Need help understanding how the ChatGPT app really works

Think of the ChatGPT app as three separate things: a prediction engine, a note shredder with a lag, and a very literal coworker with no real memory.

1. What actually happens when you type

Under the hood, each message is a fresh calculation:

  • The app sends your current message plus a slice of recent conversation to the model.
  • The model predicts the next token over and over until it forms a reply.
  • It does not “look you up” in a personal database or recall your previous life story unless:
    • That info is in the current conversation context, or
    • It has been encoded statistically during training from many users in aggregate.

Where I’ll mildly disagree with @ombrasilente and @byteguru: people overestimate the “training on your data” part and underestimate the “context window” limit. The thing that ruins long sessions is almost always the context limit, not some weird preference the model developed about you.

2. Practical mindset for using it

Instead of “this remembers me,” treat it as:

A disposable whiteboard that only knows what’s written on it right now.

So for everyday tasks:

  • For ongoing projects, quickly re-establish context:
    “We’re continuing yesterday’s session. I’m working on X, goal Y, constraints Z. Here is a short recap: …”
  • For sensitive topics, assume anything written on that whiteboard is visible to:
    • The model
    • Automated safety systems
    • Humans in edge cases like abuse review, legal requests, or debugging

This is why deletion is “good hygiene” but not a perfect privacy solution.
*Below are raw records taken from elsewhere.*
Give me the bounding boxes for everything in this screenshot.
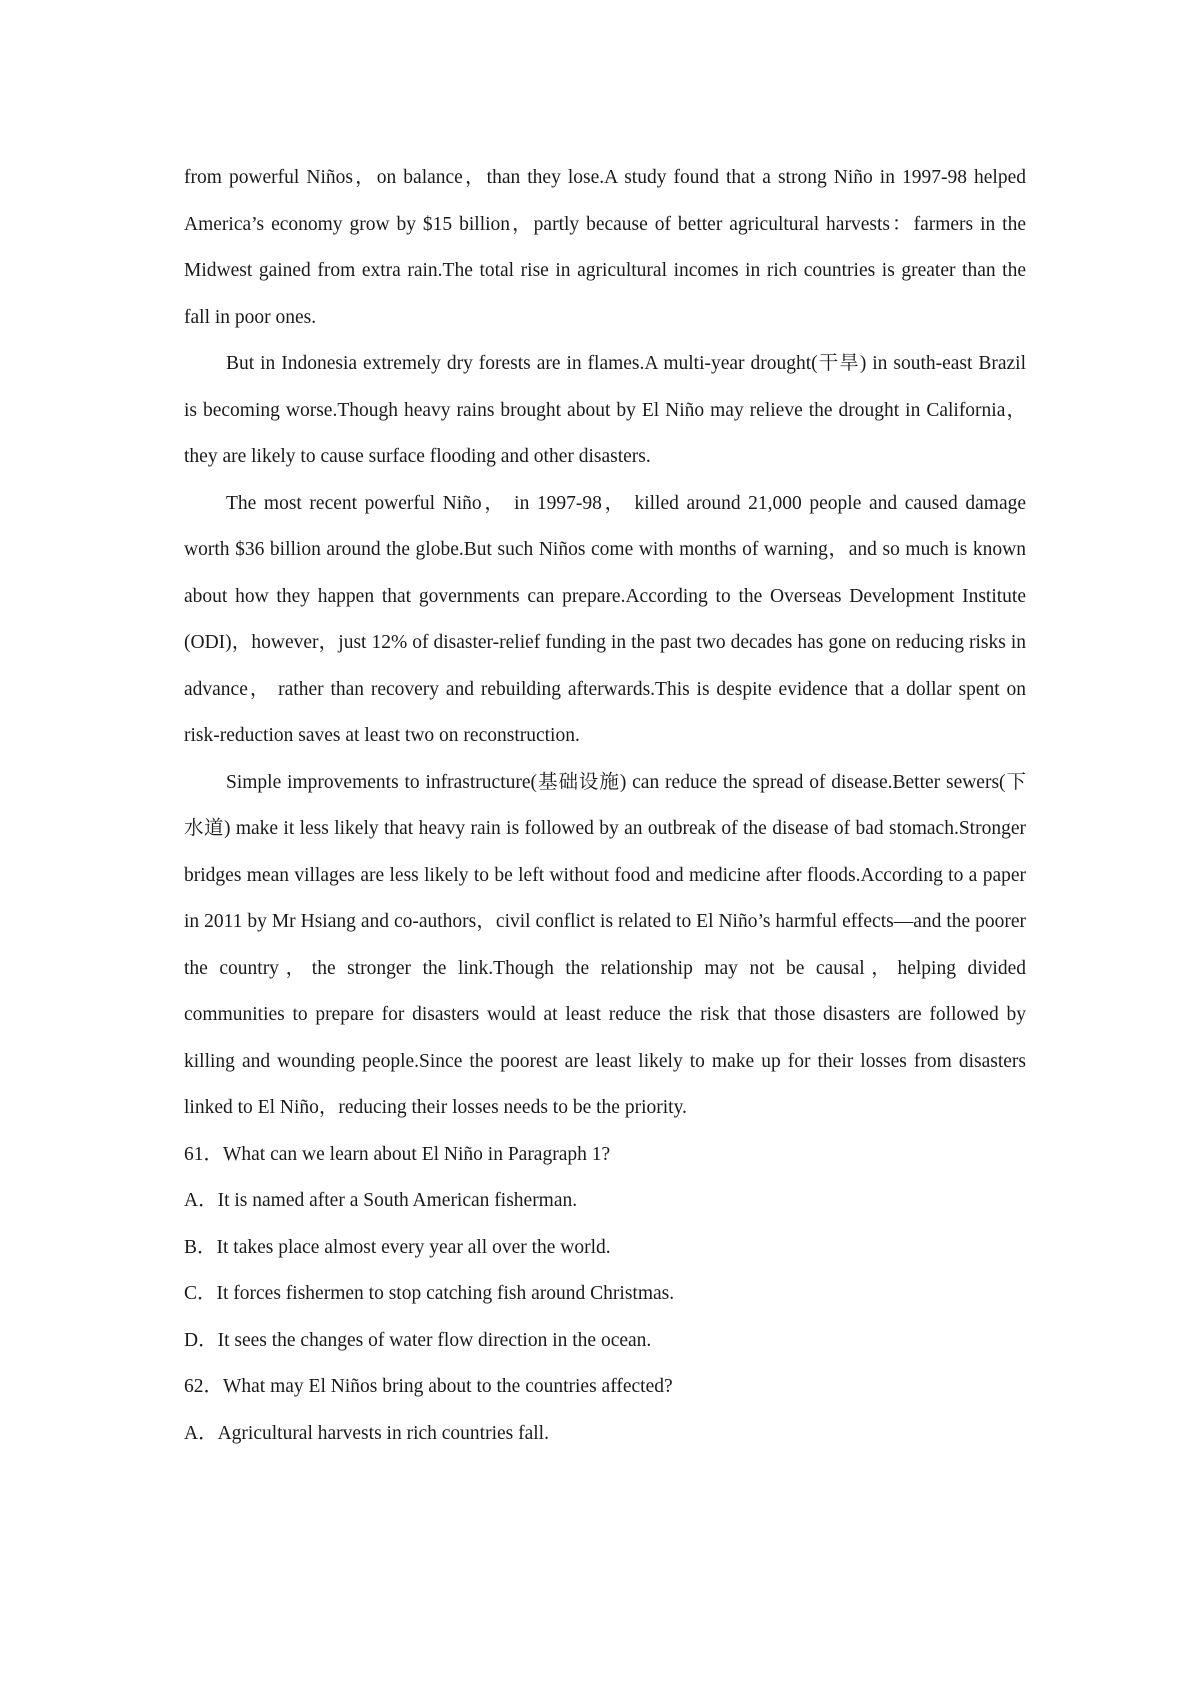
exam-page [184, 155, 1026, 1457]
question-61 [184, 1132, 1026, 1365]
option-c[interactable]: C．It forces fishermen to stop catching fish around Christmas. [184, 1283, 675, 1304]
question-stem: 62．What may El Niños bring about to the countries affected? [184, 1376, 673, 1397]
question-62 [184, 1364, 1026, 1457]
passage-paragraph-2: But in Indonesia extremely dry forests are in flames.A multi-year drought(干旱) in south-east Brazil is becoming worse.Though heavy rains brought about by El Niño may relieve the drought in California，they are likely to cause surface flooding and other disasters. [184, 353, 1026, 467]
passage-paragraph-4: Simple improvements to infrastructure(基础设施) can reduce the spread of disease.Better sewers(下水道) make it less likely that heavy rain is followed by an outbreak of the disease of bad stomach.Stronger bridges mean villages are less likely to be left without food and medicine after floods.According to a paper in 2011 by Mr Hsiang and co-authors，civil conflict is related to El Niño’s harmful effects—and the poorer the country，the stronger the link.Though the relationship may not be causal，helping divided communities to prepare for disasters would at least reduce the risk that those disasters are followed by killing and wounding people.Since the poorest are least likely to make up for their losses from disasters linked to El Niño，reducing their losses needs to be the priority. [184, 771, 1026, 1118]
question-list [184, 1132, 1026, 1458]
question-stem: 61．What can we learn about El Niño in Paragraph 1? [184, 1143, 611, 1165]
reading-passage [184, 155, 1026, 1132]
passage-paragraph-3: The most recent powerful Niño， in 1997-98， killed around 21,000 people and caused damage worth $36 billion around the globe.But such Niños come with months of warning，and so much is known about how they happen that governments can prepare.According to the Overseas Development Institute (ODI)，however，just 12% of disaster-relief funding in the past two decades has gone on reducing risks in advance， rather than recovery and rebuilding afterwards.This is despite evidence that a dollar spent on risk-reduction saves at least two on reconstruction. [184, 492, 1026, 746]
option-a[interactable]: A．Agricultural harvests in rich countries fall. [184, 1422, 549, 1444]
passage-paragraph-1: from powerful Niños，on balance，than they lose.A study found that a strong Niño in 1997-98 helped America’s economy grow by $15 billion，partly because of better agricultural harvests：farmers in the Midwest gained from extra rain.The total rise in agricultural incomes in rich countries is greater than the fall in poor ones. [184, 167, 1026, 328]
option-b[interactable]: B．It takes place almost every year all over the world. [184, 1236, 611, 1258]
option-d[interactable]: D．It sees the changes of water flow direction in the ocean. [184, 1329, 652, 1351]
option-a[interactable]: A．It is named after a South American fisherman. [184, 1190, 578, 1211]
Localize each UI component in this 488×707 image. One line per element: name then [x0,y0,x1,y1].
3. Extra angles on privacy they didn’t stress

@byteguru covered settings very well. I’d add:

A. Granular redaction by role

Instead of generic redaction, match the risk:

  • Personal life: strip full names, addresses, exact dates of birth.
  • Workplace: remove client names, project codes, contract values, any “internal only” strategy.
  • Regulated fields (health, law, finance): summarize rather than paste.
    “Client has a chronic condition with recurring flareups” is safer than a full clinical note.

B. Structural transformations

When you must work with sensitive text but can’t paste it:

  • Ask for patterns instead of analysis:
    • “What are common risks in contracts where one party owns all IP?”
  • Ask for checklists:
    • “Give me a checklist of questions to ask my lawyer about a SaaS contract.”
  • Ask for templates:
    • “Draft a work email template to push back on an unrealistic deadline.”

You keep the specifics entirely in your own head or local documents.

4. How to not become dependent on it

One thing I’d push harder than the other replies:

Use ChatGPT to challenge your thinking, not replace it.

Patterns that work well:

  • “Here is my solution to X. Argue against it like a skeptical colleague.”
  • “List 3 alternative approaches that are very different from mine, then compare pros and cons.”
  • “Point out any assumptions in my plan that look shaky.”

This keeps you in control and prevents that “I can’t think without the app” feeling that creeps up on people who use it for every micro-decision.

5. Pros & cons of using the ChatGPT app

Pros:

  • Strong at rephrasing and restructuring text, which is ideal for email, studying, summaries and code commentary.
  • Cross-device history is convenient when you are comfortable with stored chats.
  • Good for structured thinking: turning vague ideas into steps, lists, and frameworks.

Cons:

  • No true long-term personal memory unless you use specific memory features, and even then it is limited and evolving.
  • Risk of over-sharing because the interface feels like a private chat, when in reality it is a cloud service with monitoring.
  • Can sound confident while being wrong, which is dangerous for legal, medical, or financial decisions.

6. Relative to what others said

  • @ombrasilente gave a solid “mental model” of the system and the feel of using it. Good for understanding why the app “forgets.”
  • @byteguru nailed the settings, toggles, and day-to-day prompts you can copy.

Where I’d diverge slightly: I think both are still a bit optimistic about deleting / exporting as meaningful privacy tools. Those are great for audit and cleanup, but the strongest privacy control is never sending certain info at all.


If you want, describe 2 or 3 things you mostly plan to do with the ChatGPT app (like “handle work email,” “learn topic X,” “organize life admin”), and I can give you very compact prompt templates that balance usefulness with minimal data exposure.